Hi folks, We have our own MLFlow server on interna...
# questions
s
Hi folks, We have our own MLFlow server on internal S3. Below are the setting I used locally:
Copy code
os.environ["MLFLOW_TRACKING_URI"] = "<https://xxx.com/mlflow/>"
os.environ["MLFLOW_S3_ENDPOINT_URL"] = "<http://s3xxx.com>"
os.environ["S3_BUCKET_PATH"] = "<s3://xxx/mlflow>"
os.environ["AWS_ACCESS_KEY_ID"] = "xxx"
os.environ["AWS_SECRET_ACCESS_KEY"] = "xxx"
os.environ['MLFLOW_TRACKING_USERNAME'] = 'xxx'
os.environ['MLFLOW_TRACKING_PASSWORD'] = 'xxx'
os.environ["MLFLOW_TRACKING_SERVER_CERT_PATH"] = "C:\\xxx\\ca-bundle.crt"
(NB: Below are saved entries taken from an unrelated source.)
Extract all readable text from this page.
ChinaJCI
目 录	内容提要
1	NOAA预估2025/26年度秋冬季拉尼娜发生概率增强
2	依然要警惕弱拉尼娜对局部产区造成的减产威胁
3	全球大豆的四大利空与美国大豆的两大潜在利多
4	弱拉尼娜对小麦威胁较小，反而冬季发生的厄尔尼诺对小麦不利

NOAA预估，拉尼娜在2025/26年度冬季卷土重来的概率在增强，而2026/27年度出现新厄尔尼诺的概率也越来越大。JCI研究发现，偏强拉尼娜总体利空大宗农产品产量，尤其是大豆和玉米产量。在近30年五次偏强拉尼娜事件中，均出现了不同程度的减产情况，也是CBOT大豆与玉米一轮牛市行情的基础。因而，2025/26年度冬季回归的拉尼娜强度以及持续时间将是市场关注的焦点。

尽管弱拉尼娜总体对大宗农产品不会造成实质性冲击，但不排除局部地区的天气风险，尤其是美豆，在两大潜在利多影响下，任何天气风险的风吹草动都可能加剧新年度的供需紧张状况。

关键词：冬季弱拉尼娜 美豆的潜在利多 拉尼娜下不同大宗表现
EXPERIMENT_NAME = "ZeMC012"
In order to use in Kedro framework, I create a mlflow.yml file in conf/local folder and the content like this:
Copy code
server: 
  mlflow_tracking_uri: <https://xxx.com/mlflow/>
  MLFLOW_S3_ENDPOINT_URL: <http://s3xxx.com>
  S3_BUCKET_PATH: <s3://xxx/mlflow>
  AWS_ACCESS_KEY_ID: xxx
  AWS_SECRET_ACCESS_KEY: xxx
  MLFLOW_TRACKING_USERNAME: xxx
  MLFLOW_TRACKING_PASSWORD: xxx
  MLFLOW_EXPERIMENT_NAME: ZeMC012
  MLFLOW_TRACKING_SERVER_CERT_PATH: C:/xxx/ca-bundle.crt
But I got error
ValidationError: 8 validation errors for KedroMlflowConfig
How should I modify it?
h
Someone will reply to you shortly. In the meantime, we've found some posts that could help answer your question.
d
Hi Shu-Chun, Have you tried using the Kedro-MLflow plugin? Here's the link for more details: Kedro-MLflow Setup. It helps generate a correct
mlflow.yml
file, and as I understand, there should be multiple sections included.
s
@Dmitry Sorokin After I used
kedro mlflow init
to generate mlflow.yml, I don't see the those parameters in the template:
Copy code
MLFLOW_S3_ENDPOINT_URL: <http://s3xxx.com>
S3_BUCKET_PATH: <s3://xxx/mlflow>
MLFLOW_TRACKING_USERNAME: xxx
MLFLOW_TRACKING_PASSWORD: xxx
MLFLOW_TRACKING_SERVER_CERT_PATH: C:/xxx/ca-bundle.crt
Where and how should I put those parameters? Since I still got error messages:
SSLError: [SSL: CERTIFICATE_VERIFY_FAILED] certificate verify failed: unable to get local issuer certificate (_ssl.c:1006)
Copy code
MaxRetryError: HTTPSConnectionPool(host='<http://xxx.com|xxx.com>', port=443): Max retries exceeded with url: 
/mlflow/api/2.0/mlflow/experiments/get-by-name?experiment_name=ZeMC012 (Caused by SSLError(SSLCertVerificationError(1, '[SSL: CERTIFICATE_VERIFY_FAILED]     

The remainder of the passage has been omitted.